In 2010, revenues increased 4 percent (2 percent in local currencies). The revenue growth was led by Power Generation, reflecting a strong order backlog at the beginning of the year and higher base orders in 2010 than in 2009. Revenues in 2010 included $97 million from Ventyx since the date of acquisition.

The geographic distribution of revenues for the Power Systems division was as follows:

(XLS:)

(in %)

2011

2010

2009

Europe

40

34

39

The Americas

20

21

15

Asia

18

17

18

Middle East and Africa

22

28

28

Total

100

100

100

In 2011, the share of revenues from Europe, the largest region for the division, increased further. Revenues from MEA, the second largest region, were lower, reflecting scheduled project execution. Revenues grew in the Americas, mainly driven by Brazil, while the revenue growth from Asia was led by Australia and India.

Europe was the largest region in terms of revenues in 2010, even though revenues from the region were lower than in 2009. The share of revenues from the MEA region remained largely unchanged, while revenues from the Americas increased, led by growth in Brazil. Revenues were flat in Asia, as an increase in India helped offset lower revenues from other parts of the region.

Operational EBITDA

In 2011, Operational EBITDA increased 144 percent (132 percent in local currencies). The higher Operational EBITDA and Operational EBITDA margin in 2011 was mainly the result of higher revenues, the non-recurrence of project-related charges in the cables business, as well as successful claims management. Sales expenses, as well as general and administrative expenses increased mainly following the acquisition of Ventyx and Mincom. The increase in sales expenses also reflected higher bad debt provisions than in 2010. Higher research and development spending, as well as the impact from lower prices on past orders now flowing through to revenues, were largely offset by cost savings.

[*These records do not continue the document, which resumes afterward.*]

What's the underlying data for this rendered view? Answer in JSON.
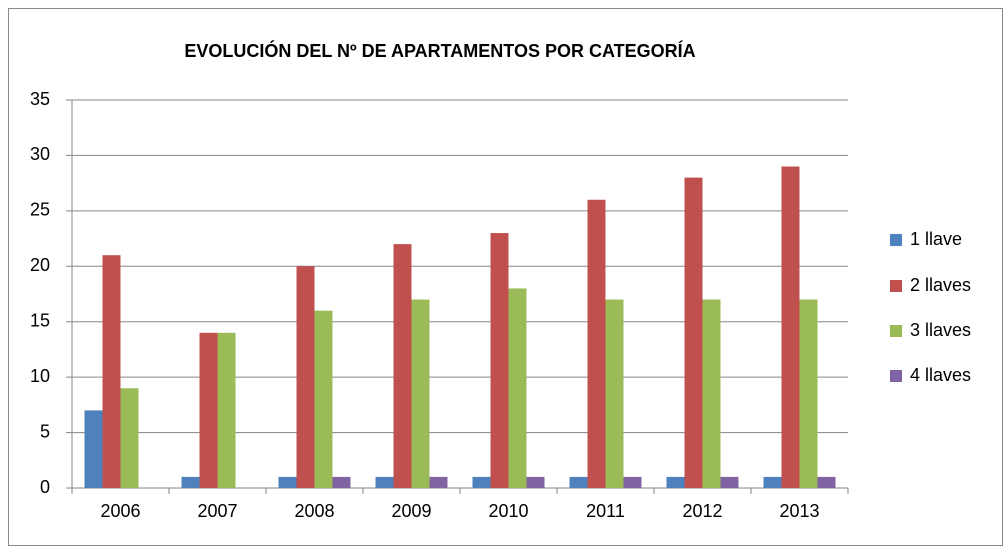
{
  "chart_data": {
    "type": "bar",
    "title": "EVOLUCIÓN DEL Nº DE APARTAMENTOS POR CATEGORÍA",
    "categories": [
      "2006",
      "2007",
      "2008",
      "2009",
      "2010",
      "2011",
      "2012",
      "2013"
    ],
    "series": [
      {
        "name": "1 llave",
        "color": "#4f81bd",
        "values": [
          7,
          1,
          1,
          1,
          1,
          1,
          1,
          1
        ]
      },
      {
        "name": "2 llaves",
        "color": "#c0504d",
        "values": [
          21,
          14,
          20,
          22,
          23,
          26,
          28,
          29
        ]
      },
      {
        "name": "3 llaves",
        "color": "#9bbb59",
        "values": [
          9,
          14,
          16,
          17,
          18,
          17,
          17,
          17
        ]
      },
      {
        "name": "4 llaves",
        "color": "#8064a2",
        "values": [
          0,
          0,
          1,
          1,
          1,
          1,
          1,
          1
        ]
      }
    ],
    "ylim": [
      0,
      35
    ],
    "yticks": [
      0,
      5,
      10,
      15,
      20,
      25,
      30,
      35
    ],
    "grid": true,
    "legend": "right"
  }
}
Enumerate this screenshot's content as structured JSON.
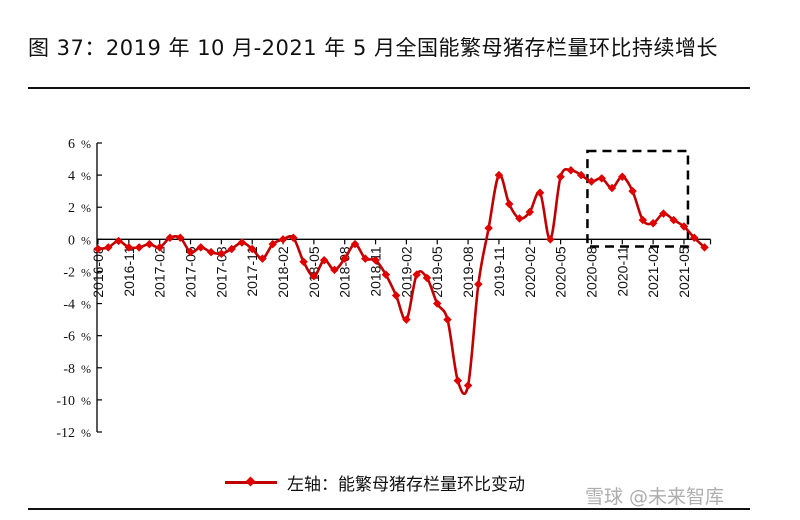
{
  "title": "图 37：2019 年 10 月-2021 年 5 月全国能繁母猪存栏量环比持续增长",
  "watermark": "雪球 @未来智库",
  "colors": {
    "line": "#c00000",
    "marker": "#e00000",
    "axis": "#000000"
  },
  "chart_data": {
    "type": "line",
    "title": "",
    "xlabel": "",
    "ylabel": "",
    "ylim": [
      -12,
      6
    ],
    "yticks": [
      6,
      4,
      2,
      0,
      -2,
      -4,
      -6,
      -8,
      -10,
      -12
    ],
    "ytick_labels": [
      "6 %",
      "4 %",
      "2 %",
      "0 %",
      "-2 %",
      "-4 %",
      "-6 %",
      "-8 %",
      "-10 %",
      "-12 %"
    ],
    "xtick_labels": [
      "2016-08",
      "2016-11",
      "2017-02",
      "2017-05",
      "2017-08",
      "2017-11",
      "2018-02",
      "2018-05",
      "2018-08",
      "2018-11",
      "2019-02",
      "2019-05",
      "2019-08",
      "2019-11",
      "2020-02",
      "2020-05",
      "2020-08",
      "2020-11",
      "2021-02",
      "2021-05"
    ],
    "x": [
      "2016-08",
      "2016-09",
      "2016-10",
      "2016-11",
      "2016-12",
      "2017-01",
      "2017-02",
      "2017-03",
      "2017-04",
      "2017-05",
      "2017-06",
      "2017-07",
      "2017-08",
      "2017-09",
      "2017-10",
      "2017-11",
      "2017-12",
      "2018-01",
      "2018-02",
      "2018-03",
      "2018-04",
      "2018-05",
      "2018-06",
      "2018-07",
      "2018-08",
      "2018-09",
      "2018-10",
      "2018-11",
      "2018-12",
      "2019-01",
      "2019-02",
      "2019-03",
      "2019-04",
      "2019-05",
      "2019-06",
      "2019-07",
      "2019-08",
      "2019-09",
      "2019-10",
      "2019-11",
      "2019-12",
      "2020-01",
      "2020-02",
      "2020-03",
      "2020-04",
      "2020-05",
      "2020-06",
      "2020-07",
      "2020-08",
      "2020-09",
      "2020-10",
      "2020-11",
      "2020-12",
      "2021-01",
      "2021-02",
      "2021-03",
      "2021-04",
      "2021-05",
      "2021-06",
      "2021-07"
    ],
    "series": [
      {
        "name": "左轴：能繁母猪存栏量环比变动",
        "values": [
          -0.6,
          -0.5,
          -0.1,
          -0.5,
          -0.5,
          -0.3,
          -0.5,
          0.1,
          0.1,
          -0.8,
          -0.5,
          -0.8,
          -0.9,
          -0.6,
          -0.2,
          -0.6,
          -1.2,
          -0.3,
          0.0,
          0.1,
          -1.4,
          -2.3,
          -1.3,
          -1.9,
          -1.2,
          -0.3,
          -1.2,
          -1.3,
          -2.2,
          -3.5,
          -5.0,
          -2.2,
          -2.4,
          -4.0,
          -5.0,
          -8.8,
          -9.1,
          -2.8,
          0.7,
          4.0,
          2.2,
          1.3,
          1.7,
          2.9,
          0.0,
          3.9,
          4.3,
          4.0,
          3.6,
          3.8,
          3.2,
          3.9,
          3.0,
          1.2,
          1.0,
          1.6,
          1.2,
          0.8,
          0.1,
          -0.5
        ]
      }
    ],
    "annotations": [
      {
        "type": "dashed-box",
        "from": "2020-08",
        "to": "2021-05"
      }
    ],
    "legend": "bottom",
    "grid": false
  }
}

The decrease in Operational EBITDA and Operational EBITDA margin in 2010 was primarily attributable to cost overruns exceeding $200 million in a small number of subsea cable projects. The cost overruns mainly related to cable laying and trenching activities. Lower prices on past orders negatively impacted the gross margin and the Operational EBITDA margin. Operational EBITDA was also impacted by increased sales expenses, as well as increased spending for research and development. These negative Operational EBITDA impacts were partly offset by savings from the cost take-out program and the release of provisions related to the business in Russia and settlements with the U.S. Securities and Exchange Commission and Department of Justice.

Fiscal year 2012 outlook

The Power Systems market continues to be dynamic with a degree of uncertainty resulting from the macroeconomic challenges such as the debt burden in many mature economies as well as inflation and interest rate challenges in large emerging markets. However, the fundamental market drivers for the Power Systems division remain intact. This includes power infrastructure investments in new capacities in emerging markets, and aging infrastructure upgrades in mature markets as well as the increasing global focus on renewables, energy efficiency, and the development of more reliable, flexible and smarter grids.